Они все были поражены так, что не аплодировали и сидели приникшие, забыв, что надо делать дальше.

Цыгане ждали, а студенты не издавали звука, и вот опять поднялись шумы хорового пения, и запели искаженную на цыганский манер «Коробушку», и какая-то цыганка плясала, а потом все встали и задвигали стульями, и только тогда опомнился Умитбаев, и, подозвав к себе старого цыгана, подал ему сто рублей. Цыган улыбнулся почтительно, а пожилой цыганки уже не было. Словно влекомый чужой силой, Павлик подался за нею к двери и во мгле прокуренного коридора видел, как шла она дальше, куда-то дальше, окруженная молодыми цыганками, усталой, тяжелой поступью, вероятно, петь еще в другом номере, для других гостей; а он все стоял, оглушенный, очарованный, сбитый с толку, со странно раскрытым и недоумевающим сердцем, и вот тихий шелест или вздох привлекает его внимание. Он вскидывает голову, смотрит, слегка отстраняясь: перед ним стоит юная цыганочка, лет пятнадцати или шестнадцати, почти дитя, с зеленоватым лицом, с толстым носиком, с восхитительно черными, как расплавленные агаты, глазами и смотрит на него, прямо в глаза ему, с восторженностью наивной дикарки.
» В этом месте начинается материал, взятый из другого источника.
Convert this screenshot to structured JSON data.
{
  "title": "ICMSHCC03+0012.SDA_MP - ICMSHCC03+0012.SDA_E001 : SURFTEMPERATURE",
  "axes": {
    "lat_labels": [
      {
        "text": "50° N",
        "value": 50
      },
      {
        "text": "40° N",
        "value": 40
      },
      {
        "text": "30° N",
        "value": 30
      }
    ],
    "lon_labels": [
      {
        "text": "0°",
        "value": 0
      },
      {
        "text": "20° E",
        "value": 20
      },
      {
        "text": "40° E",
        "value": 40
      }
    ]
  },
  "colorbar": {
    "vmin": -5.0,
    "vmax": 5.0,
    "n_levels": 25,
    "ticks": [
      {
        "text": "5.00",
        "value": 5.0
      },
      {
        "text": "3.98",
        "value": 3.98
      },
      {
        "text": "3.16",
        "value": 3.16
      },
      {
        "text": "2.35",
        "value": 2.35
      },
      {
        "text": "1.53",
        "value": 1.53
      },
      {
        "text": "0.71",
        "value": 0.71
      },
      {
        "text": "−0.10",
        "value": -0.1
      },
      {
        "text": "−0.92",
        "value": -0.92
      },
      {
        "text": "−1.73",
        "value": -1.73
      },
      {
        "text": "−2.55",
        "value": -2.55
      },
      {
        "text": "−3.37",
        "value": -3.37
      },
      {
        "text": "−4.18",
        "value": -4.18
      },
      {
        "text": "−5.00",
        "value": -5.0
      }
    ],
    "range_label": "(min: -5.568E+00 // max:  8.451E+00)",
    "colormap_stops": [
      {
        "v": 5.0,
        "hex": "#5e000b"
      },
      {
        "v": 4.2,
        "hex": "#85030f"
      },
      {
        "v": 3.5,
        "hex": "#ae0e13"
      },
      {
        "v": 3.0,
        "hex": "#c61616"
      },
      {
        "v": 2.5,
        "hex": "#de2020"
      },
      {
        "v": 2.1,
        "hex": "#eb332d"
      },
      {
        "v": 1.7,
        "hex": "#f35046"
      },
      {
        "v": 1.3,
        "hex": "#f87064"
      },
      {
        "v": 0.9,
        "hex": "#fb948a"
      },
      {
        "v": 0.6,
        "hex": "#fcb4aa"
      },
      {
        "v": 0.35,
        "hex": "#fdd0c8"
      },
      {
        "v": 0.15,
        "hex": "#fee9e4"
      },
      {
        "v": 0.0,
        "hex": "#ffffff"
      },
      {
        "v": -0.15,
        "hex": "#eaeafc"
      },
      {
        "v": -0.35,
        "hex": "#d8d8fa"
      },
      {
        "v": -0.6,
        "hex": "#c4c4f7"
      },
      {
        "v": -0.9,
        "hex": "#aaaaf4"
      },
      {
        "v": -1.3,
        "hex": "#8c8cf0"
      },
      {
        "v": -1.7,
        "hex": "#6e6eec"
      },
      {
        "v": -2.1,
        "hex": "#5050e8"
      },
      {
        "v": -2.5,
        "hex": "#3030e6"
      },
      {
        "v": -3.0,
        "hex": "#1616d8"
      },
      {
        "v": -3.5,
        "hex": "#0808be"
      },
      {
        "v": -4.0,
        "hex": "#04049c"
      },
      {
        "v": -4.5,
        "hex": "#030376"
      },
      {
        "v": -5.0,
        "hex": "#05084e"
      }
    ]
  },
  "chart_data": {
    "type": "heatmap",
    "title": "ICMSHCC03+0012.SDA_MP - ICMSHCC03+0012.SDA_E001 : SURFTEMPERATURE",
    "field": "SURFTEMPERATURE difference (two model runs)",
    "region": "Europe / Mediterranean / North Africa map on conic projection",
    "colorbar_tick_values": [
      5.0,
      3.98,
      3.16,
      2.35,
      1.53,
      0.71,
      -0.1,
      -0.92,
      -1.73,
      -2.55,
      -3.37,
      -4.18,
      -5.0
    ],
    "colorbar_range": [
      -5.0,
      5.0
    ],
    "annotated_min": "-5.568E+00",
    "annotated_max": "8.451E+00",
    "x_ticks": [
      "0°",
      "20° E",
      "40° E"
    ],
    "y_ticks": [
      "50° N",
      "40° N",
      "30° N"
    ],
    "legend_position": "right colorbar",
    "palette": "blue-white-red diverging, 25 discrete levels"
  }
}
— Послушайте, что вы?.. — тихо, едва слышно спрашивает он и припоминает, как смотрело на него это юное лицо цыганочки, когда пела та женщина романс; она сидела, эта девочка, с краю, на последнем стуле и смотрела на него широкими, блещущими глазами, в которых отражались нескрытые, первобытные, несложные чувства, они не умели скрывать их и дать себе отчет, почему они являлись, возгорались и исчезали.

— Что вы? — повторяет Павлик изумленно. Он смущен тем, что цыганочка все на него смотрит; он оглядывается почти беспомощно, на несчастье, в коридоре никого нет, они только вдвоем, все куда-то исчезли, а цыганочка все стоит, слегка подняв смуглую руку, и смотрит в глаза, и дышит.

— Вам кого-то нужно? Вы ищете кого?

— Нет, — вдруг отвечает она низким голосом и улыбается, обнаруживая мрамор зубов в восхитительной оправе кораллов. — Нет, пожалуйста… я ничего…

И уходит прочь… Глаза ее блестели, голова ее поникла на шее тонкой и смуглой, точно опаленной солнцем Африки.

— Вот странная! — растерянно говорит Павлик и возвращается в свой кабинет.

Поражающая, ни с чем не сравнимая мелодия только что слышанного голоса переполняет его.

 

 

Странно было поверить, что возвращались они после этого кутежа по домам такие «чистенькие», как выразился Рыкин, что было не к чему прицепиться.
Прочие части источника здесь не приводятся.